As already pointed out, Itō's formula is a type of chain rule. Let $W_t$ be a Brownian motion (with no drift, starting in 0) Naively, you would guess that the following simple chain rule from analysis holds, $ df(W_t)=f'(W_t)dW_t. $ However, integrating and taking expectations on both sides would then yield $ E[f(W_t)]-f(0)=0\quad\forall t\geq 0 $ (I used that $E[\int_{0}^{t}g(s)dW_s]=0$ for any adapted process $g(s)$. Intuitively, this holds since in the left-endpoint-rule approximations of the integral, each term has zero expectation because $E[W(s)-W(r)]=0$) This cannot be true in general. For example, if $f(x)=x^2$ as in your question, this would imply that for any $t\geq 0$ you have $W_t=0$ almost surely, which clearly does not hold.

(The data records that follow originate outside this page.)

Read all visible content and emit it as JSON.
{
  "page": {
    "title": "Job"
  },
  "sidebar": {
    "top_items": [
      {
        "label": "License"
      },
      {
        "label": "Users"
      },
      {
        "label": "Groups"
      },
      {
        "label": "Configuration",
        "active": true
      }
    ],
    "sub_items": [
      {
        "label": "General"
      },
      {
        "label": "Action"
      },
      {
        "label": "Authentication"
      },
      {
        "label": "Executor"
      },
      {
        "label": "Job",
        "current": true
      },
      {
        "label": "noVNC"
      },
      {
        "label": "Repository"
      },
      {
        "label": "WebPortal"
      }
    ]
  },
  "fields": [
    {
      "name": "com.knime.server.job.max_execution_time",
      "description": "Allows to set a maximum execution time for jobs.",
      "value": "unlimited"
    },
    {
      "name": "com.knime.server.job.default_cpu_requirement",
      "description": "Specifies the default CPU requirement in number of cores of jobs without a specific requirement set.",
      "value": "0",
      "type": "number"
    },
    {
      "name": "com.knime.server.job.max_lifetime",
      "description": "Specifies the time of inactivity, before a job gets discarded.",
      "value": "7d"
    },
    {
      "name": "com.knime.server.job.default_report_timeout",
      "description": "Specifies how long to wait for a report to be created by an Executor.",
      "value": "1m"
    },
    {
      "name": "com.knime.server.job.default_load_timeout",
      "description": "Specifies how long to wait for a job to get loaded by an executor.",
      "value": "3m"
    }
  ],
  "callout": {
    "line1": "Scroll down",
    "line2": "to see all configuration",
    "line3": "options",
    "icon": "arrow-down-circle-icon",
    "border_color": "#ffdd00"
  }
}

The above motivates an extra term in the chain rule. The correct form, $\frac{1}{2}f''(W_t)dt$, of this extra term at least makes sense in the above example: Since the Wiener process spreads out, the expected value $E[f(W_t)]$ should be increasing for small $t$ when the second derivative $f''(W_0)$ is positive, and decreasing when it is negative.

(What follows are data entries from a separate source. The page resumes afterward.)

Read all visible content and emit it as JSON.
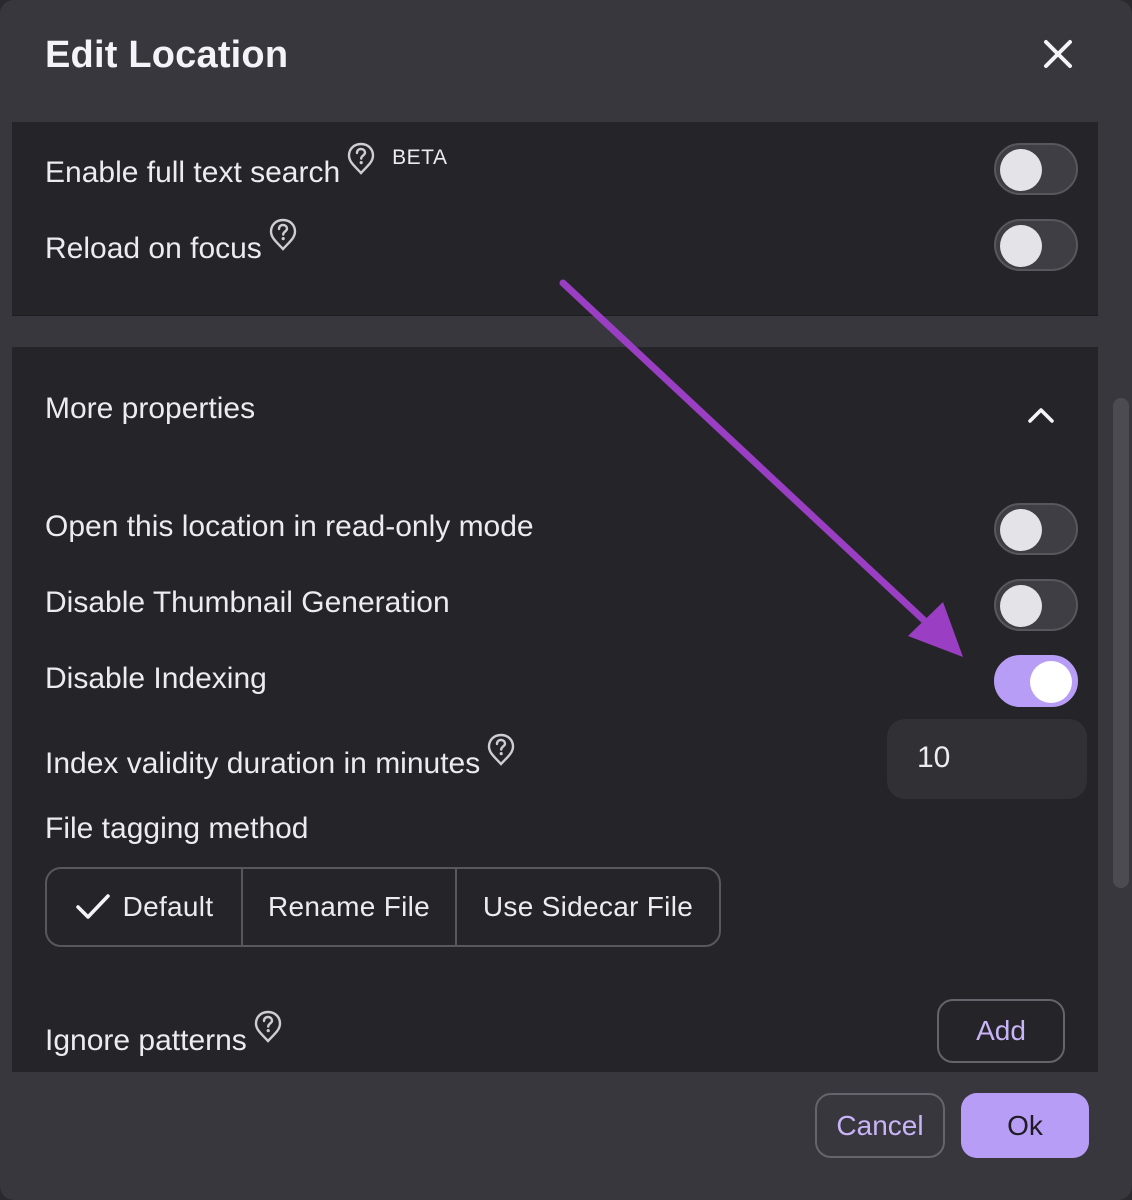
{
  "dialog": {
    "title": "Edit Location"
  },
  "top_settings": [
    {
      "label": "Enable full text search",
      "badge": "BETA",
      "on": false
    },
    {
      "label": "Reload on focus",
      "on": false
    }
  ],
  "more_properties": {
    "title": "More properties",
    "toggles": [
      {
        "label": "Open this location in read-only mode",
        "on": false
      },
      {
        "label": "Disable Thumbnail Generation",
        "on": false
      },
      {
        "label": "Disable Indexing",
        "on": true
      }
    ],
    "index_validity": {
      "label": "Index validity duration in minutes",
      "value": "10"
    },
    "tagging": {
      "label": "File tagging method",
      "options": [
        "Default",
        "Rename File",
        "Use Sidecar File"
      ],
      "selected": "Default"
    },
    "ignore_patterns": {
      "label": "Ignore patterns",
      "add_label": "Add"
    }
  },
  "footer": {
    "cancel_label": "Cancel",
    "ok_label": "Ok"
  },
  "colors": {
    "accent": "#b79df5",
    "annotation_arrow": "#9a3fc4"
  }
}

To arrive at the exact form of Itō's formula (still not rigorously though) one can use a formal Taylor expansion, $ f(W_t)-f(W_0)=f'(W_0)dW_t+\frac{1}{2}f''(W_0)(dW_t)^2+\mathcal{O}(dW_t^3), $ together with the intuitive insight that "$(dW_t)^2=dt$" (the variance of $W_t-W_0$ is $t$ by definition of the Wiener process) and "$|dW_t|^r=dt^{r/2}$" for $r>2$, i.e. higher moments are negligible as $dt\to 0$ (again, use that $dW_t$ has normal distribution).
Maybe one can paraphrase the last paragraph as follows:
Itō's formula is the chain rule that you get when higher order terms in the Taylor expansion of $f(X_t)$ become important due to excessive variations of $X_t$.